For help deciding which plan is best for you, see our detailed article on choosing an income-driven repayment plan.
Public Service Loan Forgiveness
If you enroll in an IDR plan and work in the public sector, you should also consider enrolling in Public Service Loan Forgiveness (PSLF).
PSLF is a program that eliminates federal student loan debt — for those who are eligible — after making 120 qualifying payments. That adds up to 10 years of income-driven payments that are a percentage of your discretionary income.
Once you reach 120 payments, the remaining balance of your federal loans are completely forgiven. It’s an excellent option to both lower your monthly payment significantly (based on your income) and get rid of your debt after only 10 years.

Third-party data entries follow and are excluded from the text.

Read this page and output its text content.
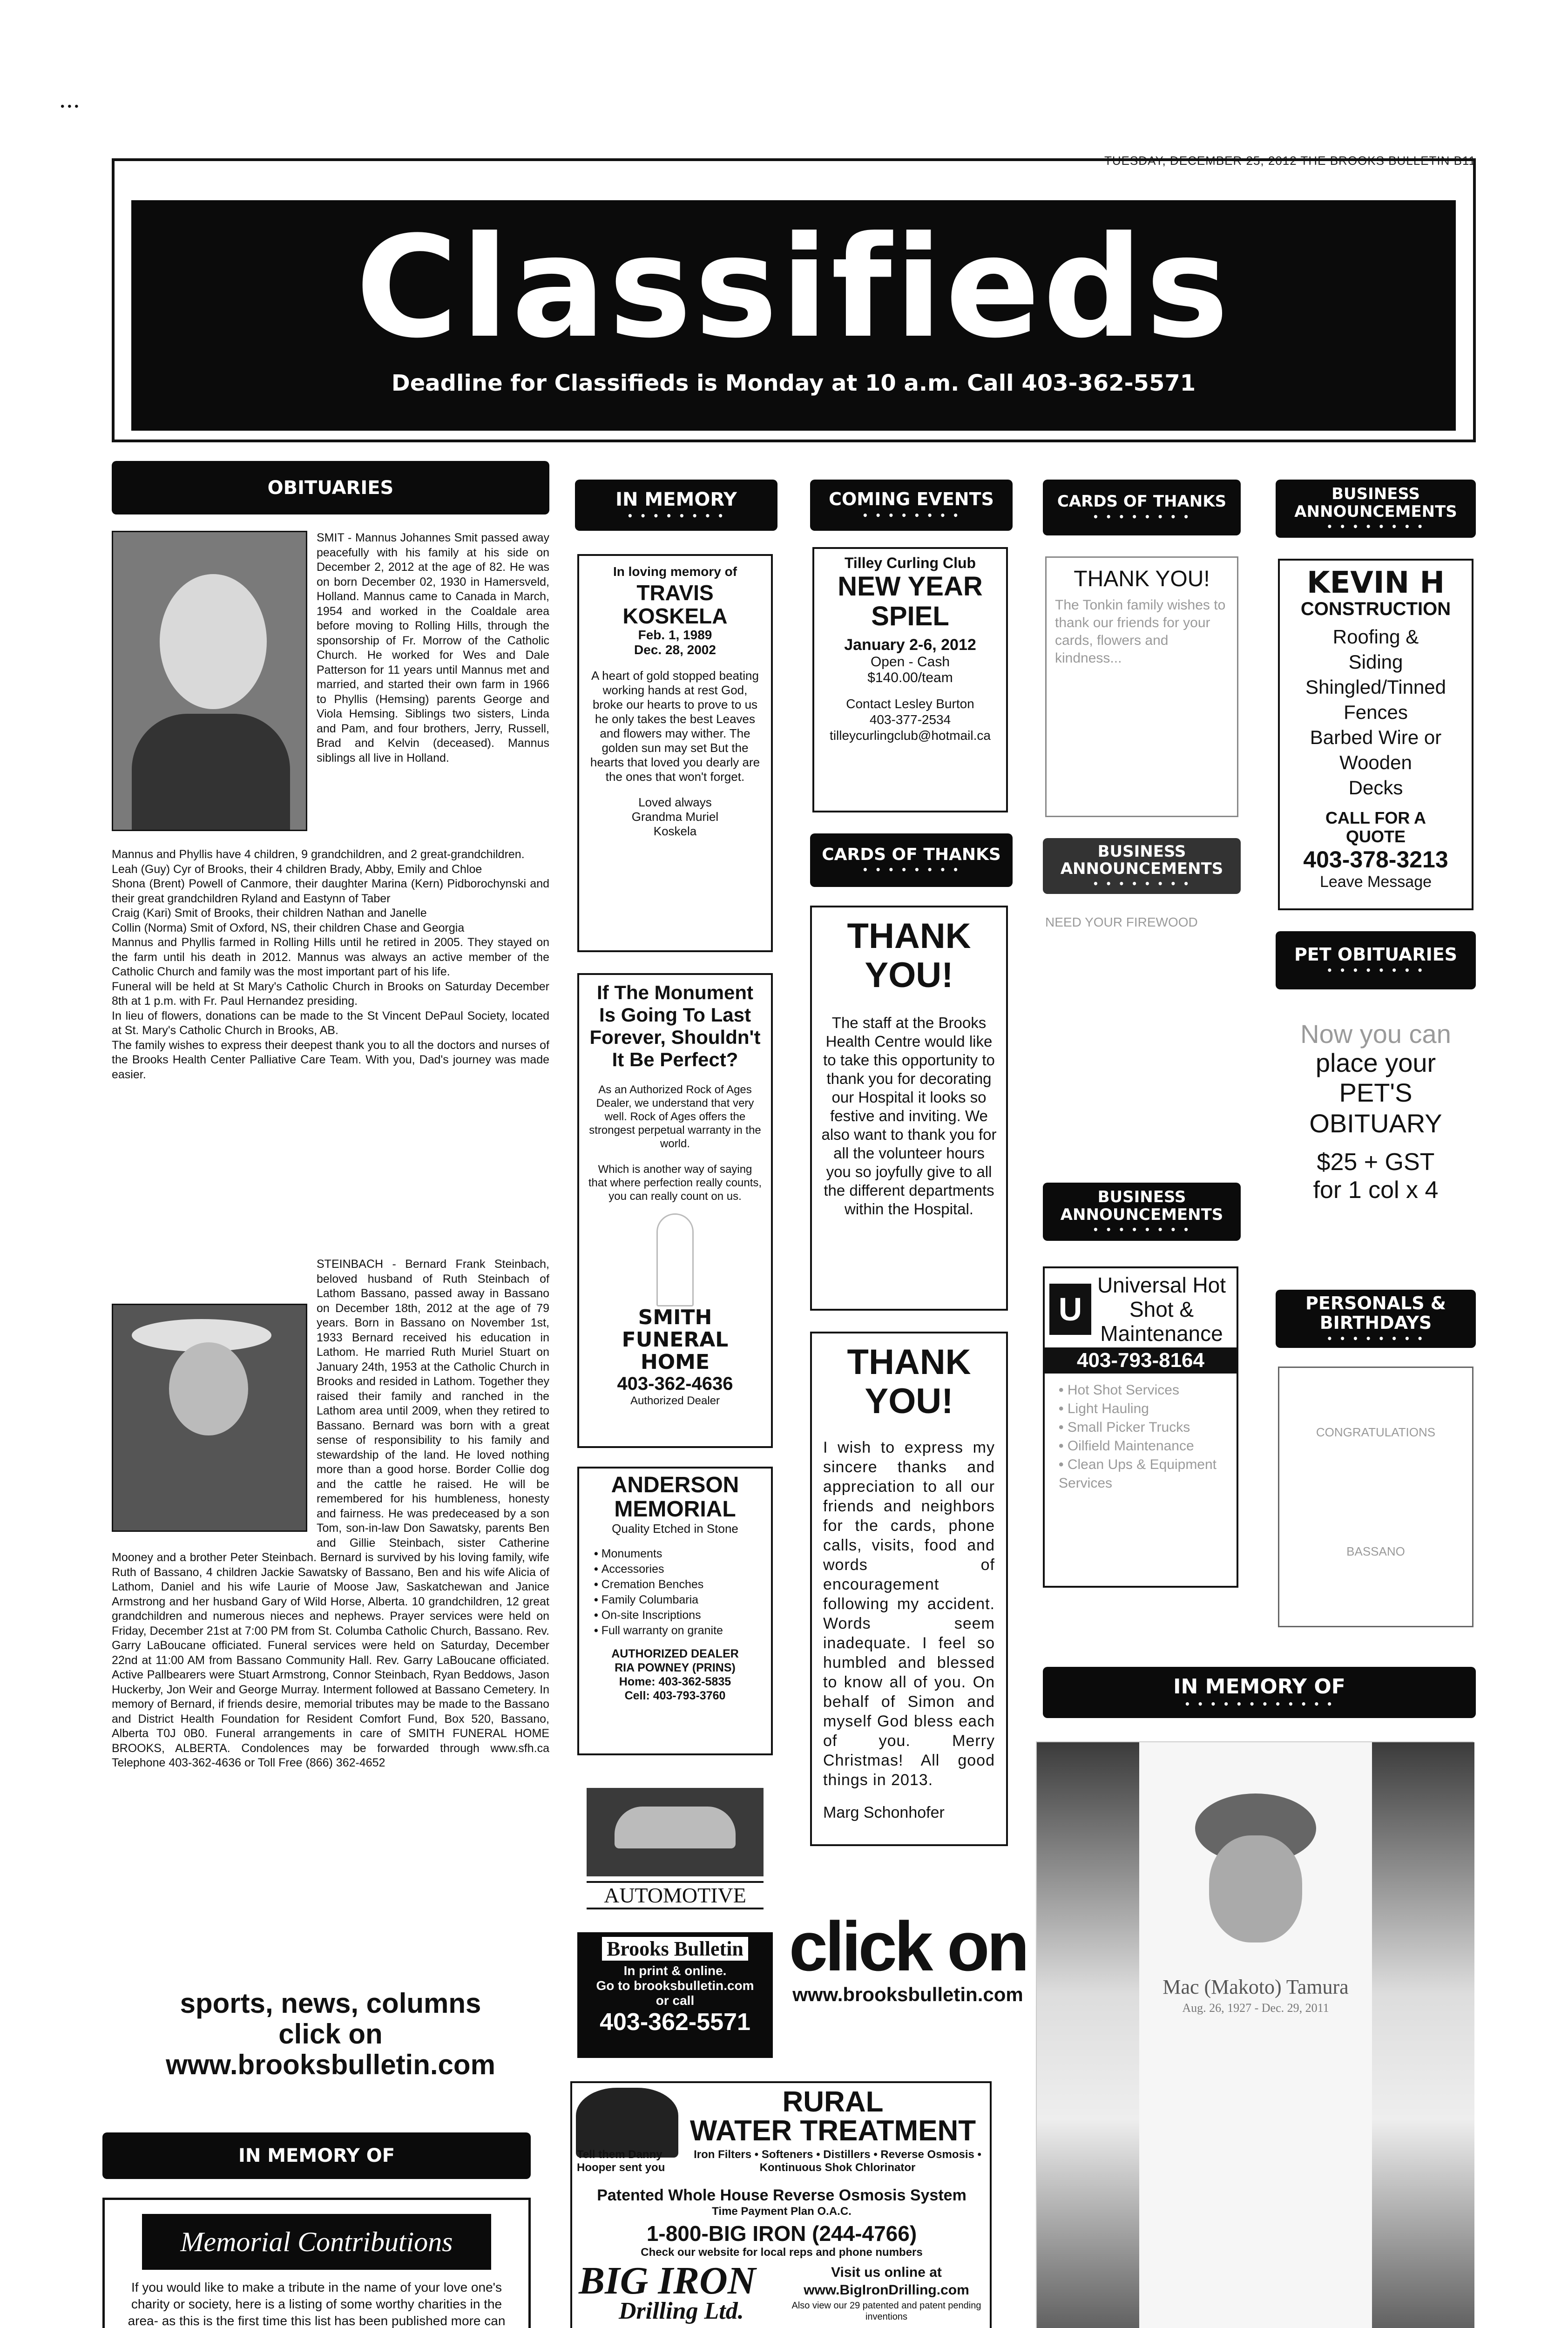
• • •
TUESDAY, DECEMBER 25, 2012 THE BROOKS BULLETIN B11
Classifieds
Deadline for Classifieds is Monday at 10 a.m. Call 403-362-5571
OBITUARIES
SMIT - Mannus Johannes Smit passed away peacefully with his family at his side on December 2, 2012 at the age of 82. He was on born December 02, 1930 in Hamersveld, Holland. Mannus came to Canada in March, 1954 and worked in the Coaldale area before moving to Rolling Hills, through the sponsorship of Fr. Morrow of the Catholic Church. He worked for Wes and Dale Patterson for 11 years until Mannus met and married, and started their own farm in 1966 to Phyllis (Hemsing) parents George and Viola Hemsing. Siblings two sisters, Linda and Pam, and four brothers, Jerry, Russell, Brad and Kelvin (deceased). Mannus siblings all live in Holland.

Mannus and Phyllis have 4 children, 9 grandchildren, and 2 great-grandchildren.

Leah (Guy) Cyr of Brooks, their 4 children Brady, Abby, Emily and Chloe

Shona (Brent) Powell of Canmore, their daughter Marina (Kern) Pidborochynski and their great grandchildren Ryland and Eastynn of Taber

Craig (Kari) Smit of Brooks, their children Nathan and Janelle

Collin (Norma) Smit of Oxford, NS, their children Chase and Georgia

Mannus and Phyllis farmed in Rolling Hills until he retired in 2005. They stayed on the farm until his death in 2012. Mannus was always an active member of the Catholic Church and family was the most important part of his life.

Funeral will be held at St Mary's Catholic Church in Brooks on Saturday December 8th at 1 p.m. with Fr. Paul Hernandez presiding.

In lieu of flowers, donations can be made to the St Vincent DePaul Society, located at St. Mary's Catholic Church in Brooks, AB.

The family wishes to express their deepest thank you to all the doctors and nurses of the Brooks Health Center Palliative Care Team. With you, Dad's journey was made easier.

STEINBACH - Bernard Frank Steinbach, beloved husband of Ruth Steinbach of Lathom Bassano, passed away in Bassano on December 18th, 2012 at the age of 79 years. Born in Bassano on November 1st, 1933 Bernard received his education in Lathom. He married Ruth Muriel Stuart on January 24th, 1953 at the Catholic Church in Brooks and resided in Lathom. Together they raised their family and ranched in the Lathom area until 2009, when they retired to Bassano. Bernard was born with a great sense of responsibility to his family and stewardship of the land. He loved nothing more than a good horse. Border Collie dog and the cattle he raised. He will be remembered for his humbleness, honesty and fairness. He was predeceased by a son Tom, son-in-law Don Sawatsky, parents Ben and Gillie Steinbach, sister Catherine Mooney and a brother Peter Steinbach. Bernard is survived by his loving family, wife Ruth of Bassano, 4 children Jackie Sawatsky of Bassano, Ben and his wife Alicia of Lathom, Daniel and his wife Laurie of Moose Jaw, Saskatchewan and Janice Armstrong and her husband Gary of Wild Horse, Alberta. 10 grandchildren, 12 great grandchildren and numerous nieces and nephews. Prayer services were held on Friday, December 21st at 7:00 PM from St. Columba Catholic Church, Bassano. Rev. Garry LaBoucane officiated. Funeral services were held on Saturday, December 22nd at 11:00 AM from Bassano Community Hall. Rev. Garry LaBoucane officiated. Active Pallbearers were Stuart Armstrong, Connor Steinbach, Ryan Beddows, Jason Huckerby, Jon Weir and George Murray. Interment followed at Bassano Cemetery. In memory of Bernard, if friends desire, memorial tributes may be made to the Bassano and District Health Foundation for Resident Comfort Fund, Box 520, Bassano, Alberta T0J 0B0. Funeral arrangements in care of SMITH FUNERAL HOME BROOKS, ALBERTA. Condolences may be forwarded through www.sfh.ca Telephone 403-362-4636 or Toll Free (866) 362-4652
sports, news, columns
click on
www.brooksbulletin.com
IN MEMORY OF
Memorial Contributions
If you would like to make a tribute in the name of your love one's charity or society, here is a listing of some worthy charities in the area- as this is the first time this list has been published more can
IN MEMORY
• • • • • • • •
In loving memory of
TRAVIS KOSKELA
Feb. 1, 1989
Dec. 28, 2002
A heart of gold stopped beating working hands at rest God, broke our hearts to prove to us he only takes the best Leaves and flowers may wither. The golden sun may set But the hearts that loved you dearly are the ones that won't forget.
Loved always Grandma Muriel Koskela
If The Monument Is Going To Last Forever, Shouldn't It Be Perfect?
As an Authorized Rock of Ages Dealer, we understand that very well. Rock of Ages offers the strongest perpetual warranty in the world.
Which is another way of saying that where perfection really counts, you can really count on us.
SMITH FUNERAL HOME
403-362-4636
Authorized Dealer
ANDERSON MEMORIAL
Quality Etched in Stone
• Monuments
• Accessories
• Cremation Benches
• Family Columbaria
• On-site Inscriptions
• Full warranty on granite
AUTHORIZED DEALER
RIA POWNEY (PRINS)
Home: 403-362-5835
Cell: 403-793-3760
AUTOMOTIVE
Brooks Bulletin
In print & online.
Go to brooksbulletin.com
or call
403-362-5571
click on
www.brooksbulletin.com
RURAL
WATER TREATMENT
Tell them Danny Hooper sent you
Iron Filters • Softeners • Distillers • Reverse Osmosis • Kontinuous Shok Chlorinator
Patented Whole House Reverse Osmosis System
Time Payment Plan O.A.C.
1-800-BIG IRON (244-4766)
Check our website for local reps and phone numbers
BIG IRON
Drilling Ltd.
Visit us online at
www.BigIronDrilling.com
Also view our 29 patented and patent pending inventions
COMING EVENTS
• • • • • • • •
Tilley Curling Club
NEW YEAR SPIEL
January 2-6, 2012
Open - Cash
$140.00/team
Contact Lesley Burton
403-377-2534
tilleycurlingclub@hotmail.ca
CARDS OF THANKS
• • • • • • • •
THANK YOU!
The staff at the Brooks Health Centre would like to take this opportunity to thank you for decorating our Hospital it looks so festive and inviting. We also want to thank you for all the volunteer hours you so joyfully give to all the different departments within the Hospital.
THANK YOU!
I wish to express my sincere thanks and appreciation to all our friends and neighbors for the cards, phone calls, visits, food and words of encouragement following my accident. Words seem inadequate. I feel so humbled and blessed to know all of you. On behalf of Simon and myself God bless each of you. Merry Christmas! All good things in 2013.
Marg Schonhofer
CARDS OF THANKS
• • • • • • • •
THANK YOU!
The Tonkin family wishes to thank our friends for your cards, flowers and kindness...
BUSINESS ANNOUNCEMENTS
• • • • • • • •
NEED YOUR FIREWOOD
BUSINESS ANNOUNCEMENTS
• • • • • • • •
U
Universal Hot Shot & Maintenance
403-793-8164
• Hot Shot Services
• Light Hauling
• Small Picker Trucks
• Oilfield Maintenance
• Clean Ups & Equipment Services
BUSINESS ANNOUNCEMENTS
• • • • • • • •
KEVIN H
CONSTRUCTION
Roofing &
Siding
Shingled/Tinned
Fences
Barbed Wire or
Wooden
Decks
CALL FOR A QUOTE
403-378-3213
Leave Message
PET OBITUARIES
• • • • • • • •
Now you can
place your
PET'S OBITUARY
$25 + GST
for 1 col x 4
PERSONALS & BIRTHDAYS
• • • • • • • •
CONGRATULATIONS
BASSANO
IN MEMORY OF
• • • • • • • • • • • •
Mac (Makoto) Tamura
Aug. 26, 1927 - Dec. 29, 2011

However, eligibility requirements for PSLF are very strict. To qualify, you’ll need to:
- Work full-time for a government agency or certain nonprofit organizations.
- Have Direct Loans (either individual loans or a Direct Consolidation Loan).
- Make 120 on-time payments (while working for a qualifying government or nonprofit employer).
For the most part, refinancing federal student loans works the same way as private loans: Your student loans are combined into one with a new private lender of your choice, with a different rate and term.
However, refinancing federal loans to a private loan means that you’ll lose access to key federal benefits including many of the above:
- Student loan forgiveness programs including PSLF
- Income-driven repayment plans
- Deferment and forbearance programs
If pursing one or more of these options is important you, refinancing federal loans may not be the right choice.
Managing Your Student Loan Debt Through the Coronavirus Emergency
Coronavirus is changing people’s lives around the globe — some more than others.
If you’re experiencing financial hardship, you’re not alone — and lowering or postponing your student loan bill could be one small way to help.